While travelling through southern Alberta on tour, Nelson musician Charlie Jacobsen was repeatedly faced with the destruction wrought by floodwaters. He met displaced, traumatized, struggling people. And it’s the community’s pain that inspired his blues debut Alberta Flood.
“I saw the effects of the flooding firsthand. Highways were closed, fences were floating down the fields, cows were displaced. People’s homes were flooded. I had a bunch of family and friends affected by that,” the 23-year-old Selkirk College grad told the Star.
“I figure my job is to tell the story of the people.”

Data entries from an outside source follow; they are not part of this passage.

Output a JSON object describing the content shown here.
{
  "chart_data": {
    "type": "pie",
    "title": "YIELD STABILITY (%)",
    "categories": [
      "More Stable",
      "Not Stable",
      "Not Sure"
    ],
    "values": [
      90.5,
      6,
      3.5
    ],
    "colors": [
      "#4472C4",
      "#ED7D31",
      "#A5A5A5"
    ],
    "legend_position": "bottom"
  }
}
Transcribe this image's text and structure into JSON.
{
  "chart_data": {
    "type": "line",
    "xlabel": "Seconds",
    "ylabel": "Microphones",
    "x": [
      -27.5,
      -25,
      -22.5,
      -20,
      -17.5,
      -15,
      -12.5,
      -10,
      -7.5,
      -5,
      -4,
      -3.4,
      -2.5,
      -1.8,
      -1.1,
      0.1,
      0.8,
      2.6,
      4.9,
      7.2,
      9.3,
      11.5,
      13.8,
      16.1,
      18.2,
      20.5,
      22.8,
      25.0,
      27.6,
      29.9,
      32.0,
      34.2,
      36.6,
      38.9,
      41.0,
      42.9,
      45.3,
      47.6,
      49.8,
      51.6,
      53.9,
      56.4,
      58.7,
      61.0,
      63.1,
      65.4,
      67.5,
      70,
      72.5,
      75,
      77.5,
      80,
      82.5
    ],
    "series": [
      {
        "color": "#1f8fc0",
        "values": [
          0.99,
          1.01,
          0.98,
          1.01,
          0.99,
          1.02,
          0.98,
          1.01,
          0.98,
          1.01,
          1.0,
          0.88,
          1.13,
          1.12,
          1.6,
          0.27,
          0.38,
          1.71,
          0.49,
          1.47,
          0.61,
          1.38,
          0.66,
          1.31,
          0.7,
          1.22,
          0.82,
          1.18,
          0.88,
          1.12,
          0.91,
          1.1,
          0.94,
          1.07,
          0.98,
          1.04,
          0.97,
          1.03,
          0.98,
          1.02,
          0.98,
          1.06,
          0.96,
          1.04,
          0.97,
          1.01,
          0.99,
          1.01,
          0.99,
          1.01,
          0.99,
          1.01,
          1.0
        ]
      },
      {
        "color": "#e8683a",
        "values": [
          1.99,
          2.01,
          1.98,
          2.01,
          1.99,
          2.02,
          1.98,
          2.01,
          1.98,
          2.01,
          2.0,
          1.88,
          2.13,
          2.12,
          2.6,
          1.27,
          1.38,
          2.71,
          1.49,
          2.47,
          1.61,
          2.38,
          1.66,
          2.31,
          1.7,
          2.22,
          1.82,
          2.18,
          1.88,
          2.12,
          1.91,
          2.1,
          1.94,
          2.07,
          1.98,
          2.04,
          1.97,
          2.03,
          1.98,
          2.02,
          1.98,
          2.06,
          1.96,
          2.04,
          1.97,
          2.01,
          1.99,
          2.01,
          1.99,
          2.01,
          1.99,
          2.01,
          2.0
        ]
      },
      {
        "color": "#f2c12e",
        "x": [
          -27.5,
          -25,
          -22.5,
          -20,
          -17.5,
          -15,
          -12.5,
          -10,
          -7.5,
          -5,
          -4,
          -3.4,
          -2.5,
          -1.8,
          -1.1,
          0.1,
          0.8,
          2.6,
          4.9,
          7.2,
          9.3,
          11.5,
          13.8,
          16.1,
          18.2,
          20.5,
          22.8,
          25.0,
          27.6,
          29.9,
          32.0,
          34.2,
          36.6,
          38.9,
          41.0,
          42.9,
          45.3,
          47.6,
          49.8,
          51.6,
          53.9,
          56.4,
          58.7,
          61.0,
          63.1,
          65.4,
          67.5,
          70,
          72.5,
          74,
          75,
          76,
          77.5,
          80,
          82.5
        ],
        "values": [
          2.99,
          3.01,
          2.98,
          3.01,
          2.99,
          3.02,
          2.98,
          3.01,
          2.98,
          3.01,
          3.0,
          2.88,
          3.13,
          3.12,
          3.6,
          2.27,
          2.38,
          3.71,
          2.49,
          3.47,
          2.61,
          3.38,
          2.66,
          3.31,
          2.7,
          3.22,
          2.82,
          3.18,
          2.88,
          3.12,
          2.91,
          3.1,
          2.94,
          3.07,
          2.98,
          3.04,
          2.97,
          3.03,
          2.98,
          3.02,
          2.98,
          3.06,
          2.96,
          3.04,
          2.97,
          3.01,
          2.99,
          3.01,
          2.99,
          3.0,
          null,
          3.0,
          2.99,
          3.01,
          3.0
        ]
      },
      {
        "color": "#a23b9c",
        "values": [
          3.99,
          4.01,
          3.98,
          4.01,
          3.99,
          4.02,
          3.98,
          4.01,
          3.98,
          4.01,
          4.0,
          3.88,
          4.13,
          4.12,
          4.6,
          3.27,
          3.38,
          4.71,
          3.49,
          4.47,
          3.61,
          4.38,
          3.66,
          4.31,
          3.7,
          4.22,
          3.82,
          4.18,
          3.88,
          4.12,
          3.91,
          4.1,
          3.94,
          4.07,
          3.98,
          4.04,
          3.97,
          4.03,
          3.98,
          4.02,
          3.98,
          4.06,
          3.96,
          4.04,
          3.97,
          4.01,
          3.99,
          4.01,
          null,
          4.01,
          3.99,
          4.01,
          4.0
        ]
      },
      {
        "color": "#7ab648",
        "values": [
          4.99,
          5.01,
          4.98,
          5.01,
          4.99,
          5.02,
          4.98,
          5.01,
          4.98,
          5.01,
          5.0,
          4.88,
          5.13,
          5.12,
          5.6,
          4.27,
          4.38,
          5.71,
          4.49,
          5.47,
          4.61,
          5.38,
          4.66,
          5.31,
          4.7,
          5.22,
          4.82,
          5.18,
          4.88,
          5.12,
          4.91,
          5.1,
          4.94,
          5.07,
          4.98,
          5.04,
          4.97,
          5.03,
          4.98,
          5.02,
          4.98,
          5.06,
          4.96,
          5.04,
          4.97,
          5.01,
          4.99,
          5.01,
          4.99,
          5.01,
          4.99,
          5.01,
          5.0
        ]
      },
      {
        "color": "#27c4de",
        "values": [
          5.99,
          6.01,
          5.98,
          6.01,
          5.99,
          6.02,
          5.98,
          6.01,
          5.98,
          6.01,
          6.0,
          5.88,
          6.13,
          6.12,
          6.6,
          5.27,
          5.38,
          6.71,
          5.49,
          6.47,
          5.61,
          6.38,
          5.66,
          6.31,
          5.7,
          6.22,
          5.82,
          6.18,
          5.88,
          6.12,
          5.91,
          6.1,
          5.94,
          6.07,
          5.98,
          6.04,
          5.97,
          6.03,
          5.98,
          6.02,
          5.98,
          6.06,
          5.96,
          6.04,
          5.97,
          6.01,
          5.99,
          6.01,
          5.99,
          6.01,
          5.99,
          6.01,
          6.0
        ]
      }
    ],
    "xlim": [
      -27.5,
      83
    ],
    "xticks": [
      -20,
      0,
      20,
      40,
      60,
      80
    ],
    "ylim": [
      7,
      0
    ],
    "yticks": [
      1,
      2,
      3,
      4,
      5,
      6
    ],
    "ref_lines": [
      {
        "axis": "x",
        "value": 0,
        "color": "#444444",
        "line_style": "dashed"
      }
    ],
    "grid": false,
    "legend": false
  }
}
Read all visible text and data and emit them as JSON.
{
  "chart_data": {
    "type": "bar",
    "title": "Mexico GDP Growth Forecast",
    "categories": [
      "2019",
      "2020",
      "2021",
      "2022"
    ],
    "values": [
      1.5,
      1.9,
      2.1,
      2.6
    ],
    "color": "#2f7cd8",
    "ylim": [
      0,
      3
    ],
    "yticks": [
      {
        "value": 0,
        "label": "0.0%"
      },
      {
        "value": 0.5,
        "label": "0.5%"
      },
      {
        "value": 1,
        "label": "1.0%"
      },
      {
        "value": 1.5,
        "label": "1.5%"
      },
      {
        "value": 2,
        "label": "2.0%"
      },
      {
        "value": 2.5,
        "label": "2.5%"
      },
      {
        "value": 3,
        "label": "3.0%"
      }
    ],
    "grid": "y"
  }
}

So it’s those stories of Alberta’s pain and resilience he’s been taking back and forth across the country, sharing them with audiences from Vancouver Island to Ontario, as he tours three weeks on and two weeks off.
It’s a life he’s always aspired to, and one he’s worked hard to create since graduating from Selkirk in 2012, where he studied under Glenn Mitchell.
“Glenn’s been very influential in my music and my life,” he said.
And it’s thanks to people like Mitchell, and Jacobsen’s promotor Pete Davies, that his career’s where it’s at. He told the Star his leap to full-time musician was partially made possible by community support: his friends and promoters fundraised to buy him a camper van, and routinely pack his local concerts.
Now he’s celebrating by hosting a blues dance on Feb. 20 at the Front Room, a new venue that recently opened for community events on Front St. It’s the first in a series of Kootenay Blues Society events he hopes will becomes monthly with the help of local dance instructor Stelio Calagias.
“It’s going to be a high-flying, toe-tapping affair. Everyone will be looking sharp. We want to do a lot more of these blues-dancing events, with ‘50s rock ‘n’ roll.”
Calagias is also the frontman of the Baker Street Blues, who will open for Jacobsen.
The night will include all original material from Alberta Flood, which was influenced by artists such as Chicago blues legend Muddy Waters. Lately Jacobsen’s been touring with American piano player Kenny Blues Boss Wayne, and together the pair are cutting a record. And Wayne’s agreed to perform at their next event.
All of this momentum has left Jacobsen feeling grateful, and he gives a lot of credit for his creative development to Nelson.
“I’m so grateful for what Selkirk College and this whole city has done for me. I think it’s a beautiful template for people to flourish in.”
However, his interest in the area wasn’t exclusively academic.
“Well, I fell in love with Nelson, and then I fell in love with the girl.”
And there’s nothing to feel blue about there.